Many young people find it difficult to manage the myriad distractions which can take the focus away from their work. Managing multiple forms of technology; needing to respond to friends immediately they text or call, can lead to procrastination when it comes to getting schoolwork done, and getting enough sleep. Studies in the fields of sleep deprivation and neuroplasticity suggest that we need to learn to treat our brains well in order to be both productive, and well rested.  Some strategies which may be worth considering include:

1. After school, change your routine at home. Instead of going straight to social media or relaxing immediately, which will make it hard to get back into work mode later, go for a run, take your dog for a walk, have something to eat, then tell yourself (and your family) you are going to work.

2. Act as if you are at (employed) work. Find the best place for you to be productive. It may be the dining table at home, the school library or local library or a friend or relative’s home. Wherever you choose, make the space as technology free as possible and be clear to your friends and family that you need the space between certain hours e.g telling them  ‘Please call me after 5pm’ is perfectly acceptable.

3. Turn Technology Off. Many students will keep social media pages (eg facebook and twitter) open on their desktops while they are completing other work. Closing these sites down may help avoid the temptation to keep checking every few minutes. Stick a note onto your computer to say ‘Do Not Open until work is finished’. Training yourself to see social media interactions as ‘treats’ to be enjoyed after you have finished your work is far more productive that having them constantly open.

4. Manage Mobile Phones.  If it is possible to do so, switch your phone off while you are studying. If this is not possible, and you don’t want to be seen as rude to your friends, put a message into your drafts which says something like ‘I’m working. I’ll get back to you after 5pm’, click send when necessary, then get back to your work.

5. Make a list of what you need to do. Break the listed tasks down into bite-sized pieces so that you have more to tick off.

6. Set yourself a time limit in which to complete your work and tell yourself you will get your work done in that time frame.

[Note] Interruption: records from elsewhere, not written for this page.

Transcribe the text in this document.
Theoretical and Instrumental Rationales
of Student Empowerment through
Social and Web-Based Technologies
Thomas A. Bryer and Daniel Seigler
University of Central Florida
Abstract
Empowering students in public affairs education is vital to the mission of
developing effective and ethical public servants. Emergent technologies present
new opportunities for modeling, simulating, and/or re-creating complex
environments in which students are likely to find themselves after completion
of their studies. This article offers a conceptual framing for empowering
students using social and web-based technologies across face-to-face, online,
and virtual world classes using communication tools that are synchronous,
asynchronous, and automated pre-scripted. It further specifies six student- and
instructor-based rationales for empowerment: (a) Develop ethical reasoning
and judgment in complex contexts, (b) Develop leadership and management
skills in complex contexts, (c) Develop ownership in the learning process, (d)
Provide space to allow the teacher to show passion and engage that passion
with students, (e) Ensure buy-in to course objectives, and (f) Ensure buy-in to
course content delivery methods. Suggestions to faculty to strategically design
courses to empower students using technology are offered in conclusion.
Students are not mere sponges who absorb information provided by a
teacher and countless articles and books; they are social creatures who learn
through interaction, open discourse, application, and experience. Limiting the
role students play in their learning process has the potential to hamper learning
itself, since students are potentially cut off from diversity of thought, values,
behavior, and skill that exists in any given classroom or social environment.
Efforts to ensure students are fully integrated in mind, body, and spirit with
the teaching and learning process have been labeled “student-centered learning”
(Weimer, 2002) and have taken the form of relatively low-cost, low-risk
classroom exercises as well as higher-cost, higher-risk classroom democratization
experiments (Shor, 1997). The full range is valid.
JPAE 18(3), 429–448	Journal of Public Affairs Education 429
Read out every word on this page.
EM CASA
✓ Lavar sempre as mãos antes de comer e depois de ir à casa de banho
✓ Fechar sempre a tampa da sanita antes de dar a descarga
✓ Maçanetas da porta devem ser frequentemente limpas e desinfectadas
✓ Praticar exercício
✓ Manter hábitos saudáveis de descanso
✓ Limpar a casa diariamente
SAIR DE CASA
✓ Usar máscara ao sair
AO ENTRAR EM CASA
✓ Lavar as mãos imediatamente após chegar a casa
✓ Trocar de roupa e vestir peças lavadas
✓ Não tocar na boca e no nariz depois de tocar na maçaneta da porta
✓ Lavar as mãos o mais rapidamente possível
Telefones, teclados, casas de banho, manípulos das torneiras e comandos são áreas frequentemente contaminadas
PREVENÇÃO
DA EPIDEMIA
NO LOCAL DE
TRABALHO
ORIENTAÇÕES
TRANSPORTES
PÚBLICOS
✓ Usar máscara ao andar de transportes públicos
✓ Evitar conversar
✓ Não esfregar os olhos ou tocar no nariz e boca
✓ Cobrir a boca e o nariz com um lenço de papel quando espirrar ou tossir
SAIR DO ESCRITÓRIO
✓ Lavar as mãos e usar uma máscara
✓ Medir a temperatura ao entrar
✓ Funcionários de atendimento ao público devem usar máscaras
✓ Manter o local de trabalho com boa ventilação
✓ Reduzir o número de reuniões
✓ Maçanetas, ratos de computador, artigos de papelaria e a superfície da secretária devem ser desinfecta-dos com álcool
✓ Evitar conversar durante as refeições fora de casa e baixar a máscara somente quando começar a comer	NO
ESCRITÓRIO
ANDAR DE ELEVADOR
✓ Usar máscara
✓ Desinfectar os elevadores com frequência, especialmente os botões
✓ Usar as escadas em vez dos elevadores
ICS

Start with one and a half hours so you have a finite goal. Take a five minute break every half hour to have a stretch and a drink (stay away from social media). Don’t start a conversation with anyone, go straight back to work.

7. At the end of your designated time, check what you have achieved. Tick as much as you can off your list. Make a plan to either go back to your work for another half hour to complete unfinished work, or begin your task list for tomorrow.

8. Try to find relaxing activities that do not involve brain stimulation e.g do not use games or social media for at least an hour before bedtime. Your brain needs to rest as well as your body for you to have a good sleep. Turn all your technology completely off before you go to bed, don’t just put it on hibernate or sleep.